In short, probably not, but still not completely disproven.
This randomised controlled open-label trial looked at giving 2 grams of IV ceftriaxone to patients that met SIRS criteria (save for WBC- testing unavailable to EMS) with suspected infectious illness. Patients were randomly assigned (1:1) to the intervention group or usual care group using block-randomisation with blocks of 4. This study took place across ten large regional ambulance services serving 34 secondary and tertiary care hospitals in the Netherlands over a 2 year period. They screened 3228 patients of which 2698 were eligible (pregnancy, beta-lactam or ceftriaxone allergy, suspected prosthetic joint infection, among others); 1150 in the usual care arm (IV fluids, supplemental oxygen prn), and 1548 in the intervention group (2g ceftriaxone plus usual care). 13 patients in each arm were excluded from final analysis or excluded due to withdrawn consent or being lost to follow up. The primary outcome was all-cause mortality at 28 days.
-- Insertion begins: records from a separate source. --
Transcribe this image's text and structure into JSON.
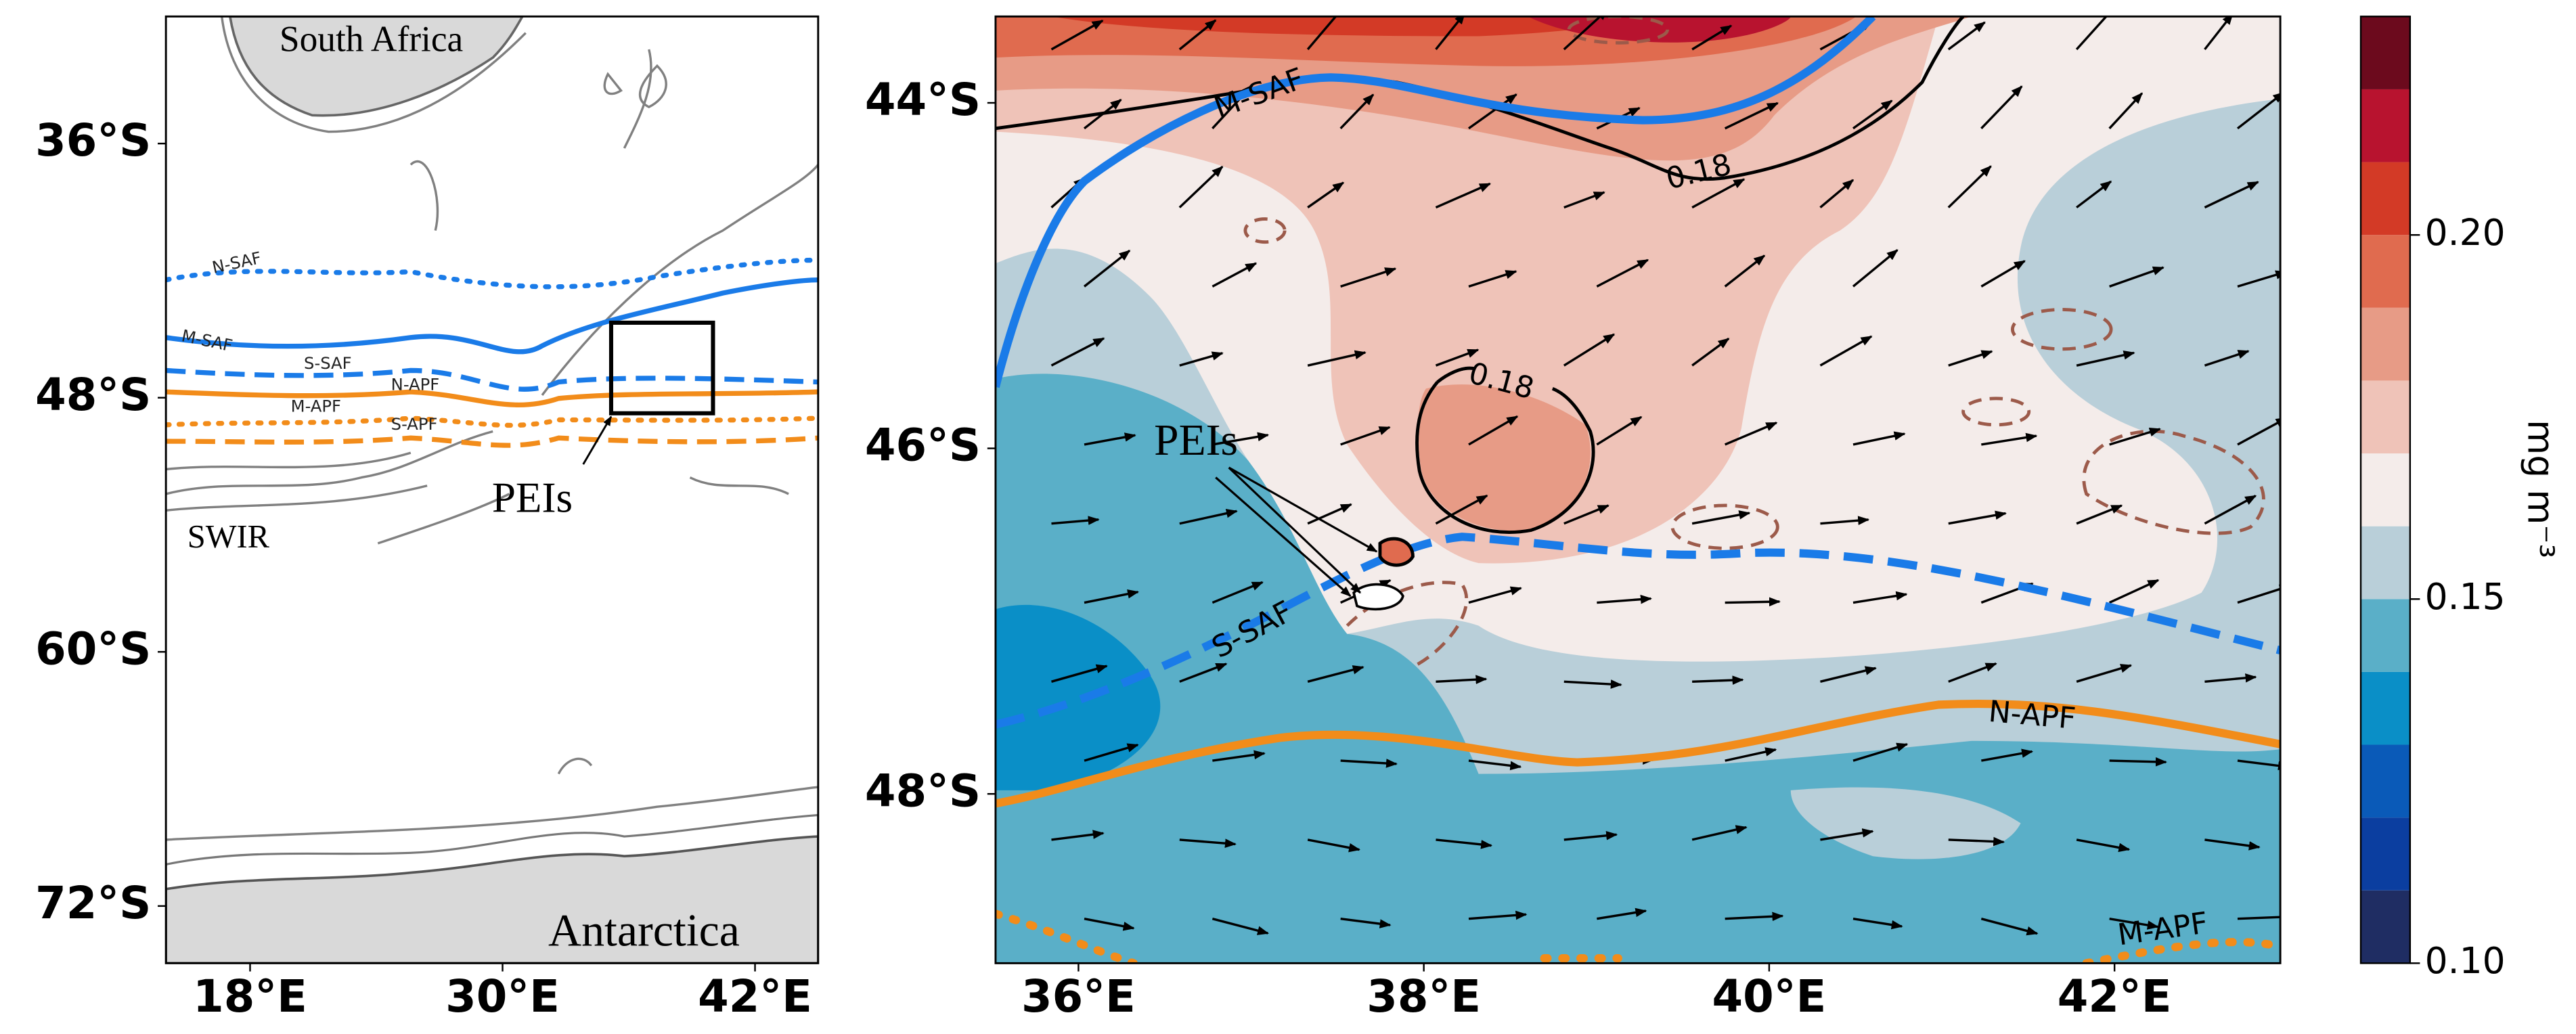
{
  "left_map": {
    "labels": {
      "south_africa": "South Africa",
      "antarctica": "Antarctica",
      "swir": "SWIR",
      "peis": "PEIs"
    },
    "fronts": {
      "n_saf": "N-SAF",
      "m_saf": "M-SAF",
      "s_saf": "S-SAF",
      "n_apf": "N-APF",
      "m_apf": "M-APF",
      "s_apf": "S-APF"
    },
    "xlim": [
      14,
      45
    ],
    "ylim": [
      -74.7,
      -30
    ],
    "xticks": [
      {
        "value": 18,
        "label": "18°E"
      },
      {
        "value": 30,
        "label": "30°E"
      },
      {
        "value": 42,
        "label": "42°E"
      }
    ],
    "yticks": [
      {
        "value": -36,
        "label": "36°S"
      },
      {
        "value": -48,
        "label": "48°S"
      },
      {
        "value": -60,
        "label": "60°S"
      },
      {
        "value": -72,
        "label": "72°S"
      }
    ]
  },
  "right_map": {
    "labels": {
      "peis": "PEIs"
    },
    "fronts": {
      "m_saf": "M-SAF",
      "s_saf": "S-SAF",
      "n_apf": "N-APF",
      "m_apf": "M-APF"
    },
    "contour_labels": [
      0.18,
      0.18
    ],
    "xlim": [
      35.52,
      42.96
    ],
    "ylim": [
      -48.98,
      -43.5
    ],
    "xticks": [
      {
        "value": 36,
        "label": "36°E"
      },
      {
        "value": 38,
        "label": "38°E"
      },
      {
        "value": 40,
        "label": "40°E"
      },
      {
        "value": 42,
        "label": "42°E"
      }
    ],
    "yticks": [
      {
        "value": -44,
        "label": "44°S"
      },
      {
        "value": -46,
        "label": "46°S"
      },
      {
        "value": -48,
        "label": "48°S"
      }
    ]
  },
  "colorbar": {
    "label": "mg m⁻³",
    "levels": [
      0.1,
      0.11,
      0.12,
      0.13,
      0.14,
      0.15,
      0.16,
      0.17,
      0.18,
      0.19,
      0.2,
      0.21,
      0.22,
      0.23
    ],
    "colors": [
      "#1f2d63",
      "#0b3ea0",
      "#0a5ab8",
      "#0a8fc7",
      "#5aafc8",
      "#b9cfd9",
      "#f4ecea",
      "#efc3b8",
      "#e79b86",
      "#e06b4f",
      "#d33a26",
      "#b8132f",
      "#6c0a1d"
    ],
    "ticks": [
      {
        "value": 0.1,
        "label": "0.10"
      },
      0.15,
      {
        "value": 0.2,
        "label": "0.20"
      }
    ]
  }
}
So, while they screened over 3,000 patients over 2 years (a massive undertaking!), unfortunately, only 37 (3.3%) patients in usual care and 66 (4.3%) patients in the early antibiotics group had septic shock. Perhaps you could make an argument that the intervention group was slightly sicker with 22% vs 17% having 2 or more qSOFA criteria. Despite a median time to antibiotics of 70 minutes in the ED (thus, probably close to 90+minutes faster in the intervention cohort), and with 14% having antibiotics >3hrs from presentation and 14% having none at all (suspected viral syndrome) – there was 8% mortality in both arms at 28 days and 12% at 90 days in both arms. No difference.
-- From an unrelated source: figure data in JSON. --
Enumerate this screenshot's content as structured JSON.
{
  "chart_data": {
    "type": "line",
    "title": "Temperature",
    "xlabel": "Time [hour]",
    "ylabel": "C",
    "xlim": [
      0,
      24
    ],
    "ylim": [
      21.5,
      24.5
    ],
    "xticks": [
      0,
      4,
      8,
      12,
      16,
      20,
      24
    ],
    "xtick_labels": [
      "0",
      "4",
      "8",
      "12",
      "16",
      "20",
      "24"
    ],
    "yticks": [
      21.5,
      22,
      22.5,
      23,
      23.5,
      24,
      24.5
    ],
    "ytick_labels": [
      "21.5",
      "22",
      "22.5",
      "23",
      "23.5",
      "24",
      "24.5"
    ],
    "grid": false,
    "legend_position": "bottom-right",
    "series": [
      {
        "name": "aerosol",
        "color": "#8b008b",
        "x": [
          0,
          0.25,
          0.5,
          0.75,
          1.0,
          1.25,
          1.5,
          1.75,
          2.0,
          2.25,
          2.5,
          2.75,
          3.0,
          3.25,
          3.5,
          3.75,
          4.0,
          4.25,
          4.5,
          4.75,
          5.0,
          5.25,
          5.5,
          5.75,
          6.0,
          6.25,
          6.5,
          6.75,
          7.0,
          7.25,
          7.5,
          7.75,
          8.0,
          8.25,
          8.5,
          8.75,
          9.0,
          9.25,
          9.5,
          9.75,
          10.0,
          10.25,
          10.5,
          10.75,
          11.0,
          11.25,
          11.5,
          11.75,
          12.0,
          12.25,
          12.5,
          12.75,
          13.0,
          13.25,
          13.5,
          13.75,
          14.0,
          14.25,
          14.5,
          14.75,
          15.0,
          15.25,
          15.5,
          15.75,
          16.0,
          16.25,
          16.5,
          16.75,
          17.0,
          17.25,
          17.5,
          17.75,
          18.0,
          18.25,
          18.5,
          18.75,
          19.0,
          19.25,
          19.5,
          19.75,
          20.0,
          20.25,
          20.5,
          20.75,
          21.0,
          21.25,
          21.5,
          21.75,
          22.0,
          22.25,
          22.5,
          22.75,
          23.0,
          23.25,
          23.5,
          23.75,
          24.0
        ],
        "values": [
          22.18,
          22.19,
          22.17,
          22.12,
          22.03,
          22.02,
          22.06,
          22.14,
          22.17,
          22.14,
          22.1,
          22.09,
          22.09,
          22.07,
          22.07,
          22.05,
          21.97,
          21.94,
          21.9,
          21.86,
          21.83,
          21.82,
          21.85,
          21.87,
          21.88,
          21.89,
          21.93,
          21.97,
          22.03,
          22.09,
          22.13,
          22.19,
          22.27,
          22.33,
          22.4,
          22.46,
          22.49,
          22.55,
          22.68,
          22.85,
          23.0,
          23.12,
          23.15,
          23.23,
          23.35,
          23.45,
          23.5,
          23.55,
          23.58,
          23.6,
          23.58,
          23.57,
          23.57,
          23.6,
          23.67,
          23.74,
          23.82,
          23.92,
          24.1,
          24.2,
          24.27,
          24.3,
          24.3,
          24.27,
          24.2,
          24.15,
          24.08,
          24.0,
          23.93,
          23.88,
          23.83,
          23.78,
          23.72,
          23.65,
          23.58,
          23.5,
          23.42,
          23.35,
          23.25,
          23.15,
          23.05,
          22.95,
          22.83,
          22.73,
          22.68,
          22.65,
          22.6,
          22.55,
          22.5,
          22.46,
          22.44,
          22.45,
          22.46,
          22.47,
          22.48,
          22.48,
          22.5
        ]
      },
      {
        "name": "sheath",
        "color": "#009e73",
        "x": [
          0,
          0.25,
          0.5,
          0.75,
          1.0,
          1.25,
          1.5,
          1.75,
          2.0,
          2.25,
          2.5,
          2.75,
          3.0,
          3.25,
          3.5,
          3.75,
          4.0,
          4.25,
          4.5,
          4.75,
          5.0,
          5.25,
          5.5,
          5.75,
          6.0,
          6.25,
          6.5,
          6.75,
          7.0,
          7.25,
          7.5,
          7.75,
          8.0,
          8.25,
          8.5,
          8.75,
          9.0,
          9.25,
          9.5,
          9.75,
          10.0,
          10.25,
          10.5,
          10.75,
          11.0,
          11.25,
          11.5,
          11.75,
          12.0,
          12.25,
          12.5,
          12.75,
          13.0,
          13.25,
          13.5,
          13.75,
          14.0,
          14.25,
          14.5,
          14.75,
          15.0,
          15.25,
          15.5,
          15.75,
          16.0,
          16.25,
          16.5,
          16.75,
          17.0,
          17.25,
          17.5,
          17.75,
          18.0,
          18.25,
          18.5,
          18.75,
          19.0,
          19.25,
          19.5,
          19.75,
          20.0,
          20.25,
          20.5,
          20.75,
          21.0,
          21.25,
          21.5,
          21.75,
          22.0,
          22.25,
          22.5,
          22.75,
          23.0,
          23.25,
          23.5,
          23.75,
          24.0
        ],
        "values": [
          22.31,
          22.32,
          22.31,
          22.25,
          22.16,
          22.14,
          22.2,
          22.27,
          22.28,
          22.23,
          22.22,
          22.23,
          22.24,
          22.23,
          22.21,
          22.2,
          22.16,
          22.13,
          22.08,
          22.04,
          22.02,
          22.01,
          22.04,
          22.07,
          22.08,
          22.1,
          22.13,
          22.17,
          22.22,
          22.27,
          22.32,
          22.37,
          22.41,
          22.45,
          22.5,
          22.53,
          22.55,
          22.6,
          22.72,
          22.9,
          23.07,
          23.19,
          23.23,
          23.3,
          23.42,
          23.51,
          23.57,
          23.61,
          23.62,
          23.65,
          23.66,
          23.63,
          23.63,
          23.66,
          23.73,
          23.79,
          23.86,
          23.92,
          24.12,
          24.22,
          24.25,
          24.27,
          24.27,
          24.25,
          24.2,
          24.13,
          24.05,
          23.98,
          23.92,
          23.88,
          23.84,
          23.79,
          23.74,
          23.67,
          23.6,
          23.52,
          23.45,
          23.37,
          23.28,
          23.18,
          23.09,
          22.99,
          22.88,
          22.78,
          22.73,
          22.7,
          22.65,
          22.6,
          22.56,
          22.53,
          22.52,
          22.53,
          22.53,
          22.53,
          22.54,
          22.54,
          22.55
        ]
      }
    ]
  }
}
When you look at mortality for septic shock it was 27% (10/37) in the prehospital antibiotic cohort vs 28.8% (19/66). Again, not statistically significant. While prehospital antibiotics might make a difference in a larger cohort, its probably going to be very hard to ever do that study – this was a 2 year study looking at over 3,000 patients and they were barely able to accumulate over 100 septic shock patients.
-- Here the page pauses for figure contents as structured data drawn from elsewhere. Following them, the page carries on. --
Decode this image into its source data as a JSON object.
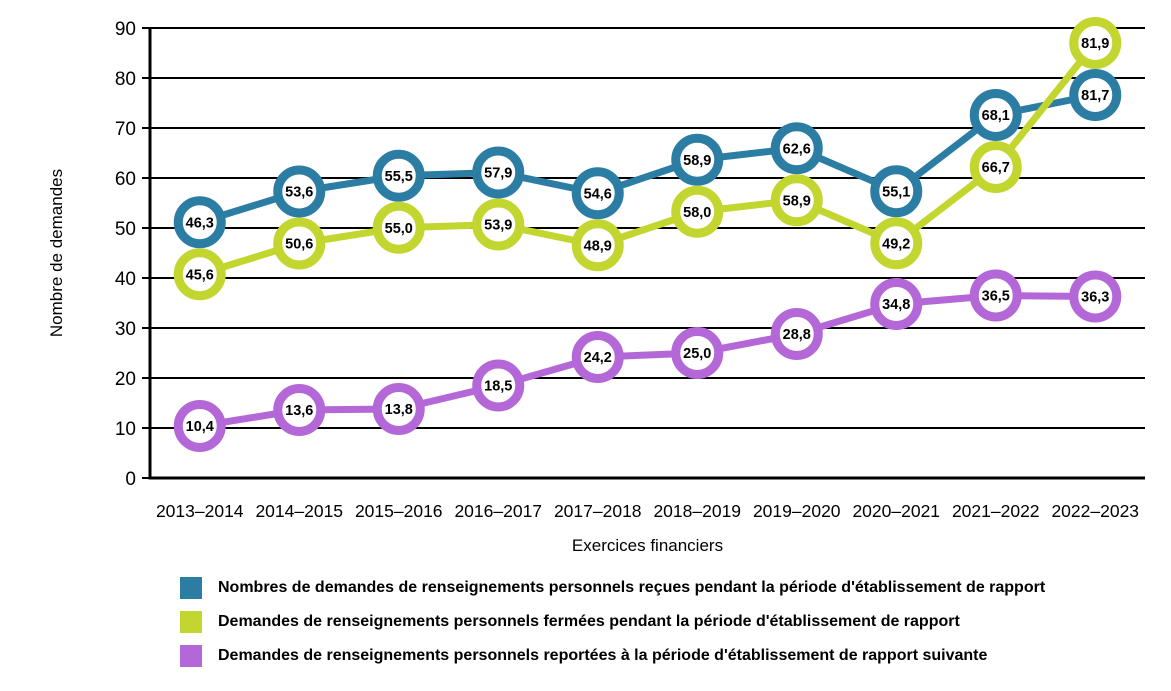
{
  "chart_data": {
    "type": "line",
    "title": "",
    "xlabel": "Exercices financiers",
    "ylabel": "Nombre de demandes",
    "ylim": [
      0,
      90
    ],
    "ytick_step": 10,
    "yticks": [
      "0",
      "10",
      "20",
      "30",
      "40",
      "50",
      "60",
      "70",
      "80",
      "90"
    ],
    "categories": [
      "2013–2014",
      "2014–2015",
      "2015–2016",
      "2016–2017",
      "2017–2018",
      "2018–2019",
      "2019–2020",
      "2020–2021",
      "2021–2022",
      "2022–2023"
    ],
    "grid": "horizontal",
    "legend_position": "bottom-left",
    "marker_style": "large-ring-circle-with-value-label",
    "series": [
      {
        "name": "Nombres de demandes de renseignements personnels reçues pendant la période d'établissement de rapport",
        "color": "#2C7DA4",
        "values": [
          46.3,
          53.6,
          55.5,
          57.9,
          54.6,
          58.9,
          62.6,
          55.1,
          68.1,
          81.7
        ],
        "labels": [
          "46,3",
          "53,6",
          "55,5",
          "57,9",
          "54,6",
          "58,9",
          "62,6",
          "55,1",
          "68,1",
          "81,7"
        ]
      },
      {
        "name": "Demandes de renseignements personnels fermées pendant la période d'établissement de rapport",
        "color": "#C3D52F",
        "values": [
          45.6,
          50.6,
          55.0,
          53.9,
          48.9,
          58.0,
          58.9,
          49.2,
          66.7,
          81.9
        ],
        "labels": [
          "45,6",
          "50,6",
          "55,0",
          "53,9",
          "48,9",
          "58,0",
          "58,9",
          "49,2",
          "66,7",
          "81,9"
        ]
      },
      {
        "name": "Demandes de renseignements personnels reportées à la période d'établissement de rapport suivante",
        "color": "#B468D8",
        "values": [
          10.4,
          13.6,
          13.8,
          18.5,
          24.2,
          25.0,
          28.8,
          34.8,
          36.5,
          36.3
        ],
        "labels": [
          "10,4",
          "13,6",
          "13,8",
          "18,5",
          "24,2",
          "25,0",
          "28,8",
          "34,8",
          "36,5",
          "36,3"
        ]
      }
    ]
  }
}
While an American might argue “they only gave ceftriaxone, you need a real drug like Pip-tazo and vancomycin!” – slow down. The authors acknowledge that ceftriaxone may not have been appropriate because it was “a big gun” that they could all agree on and most patients were rapidly narrowed to receive, most commonly, amoxicillin–clavulanic acid with ciprofloxacin and ceftriaxone the second and third most common antibiotics given. They did not have culture reports back at time of publication, but having low mortality, and 9% of each cohort were not given antibiotics from the ED due to suspected viral illness makes me suspect that they do not have nearly the resistance problem (or concerns) that the Americans do, likely do to appropriate stewardship. Likewise, while one may be concerned about missed diagnosis due to premature closure, there was a miss rate of 1.4% in the intervention group vs 1.7% in the usual care group, also not statistically significant.
In the end, the authors provide a sensical view of the current state of prehospital antibiotics, “Studies showing that early antibiotic treatment is beneficial for reducing mortality found this positive association mainly in patients with more severe illness and a (time to antibiotic) of more than 5–6 hours… However, we currently do not advise antibiotic administration in the ambulance to patients with suspected sepsis.“
While it is certainly plausible that prehospital antibiotics may be beneficial for those with septic shock, it is a near certainty that, at least in the USA, sepsis hysteria would further ensue and the inertia of giving everyone a dose of broad spectrum antibiotics will likely occur – not to mention our continued fixation with iatrogenic salt-water drowning. The cost to the system – including other patients in the department – of responding to these prehospital alerts for those not in shock will likely be the hidden cost infrequently published or discussed by administrations.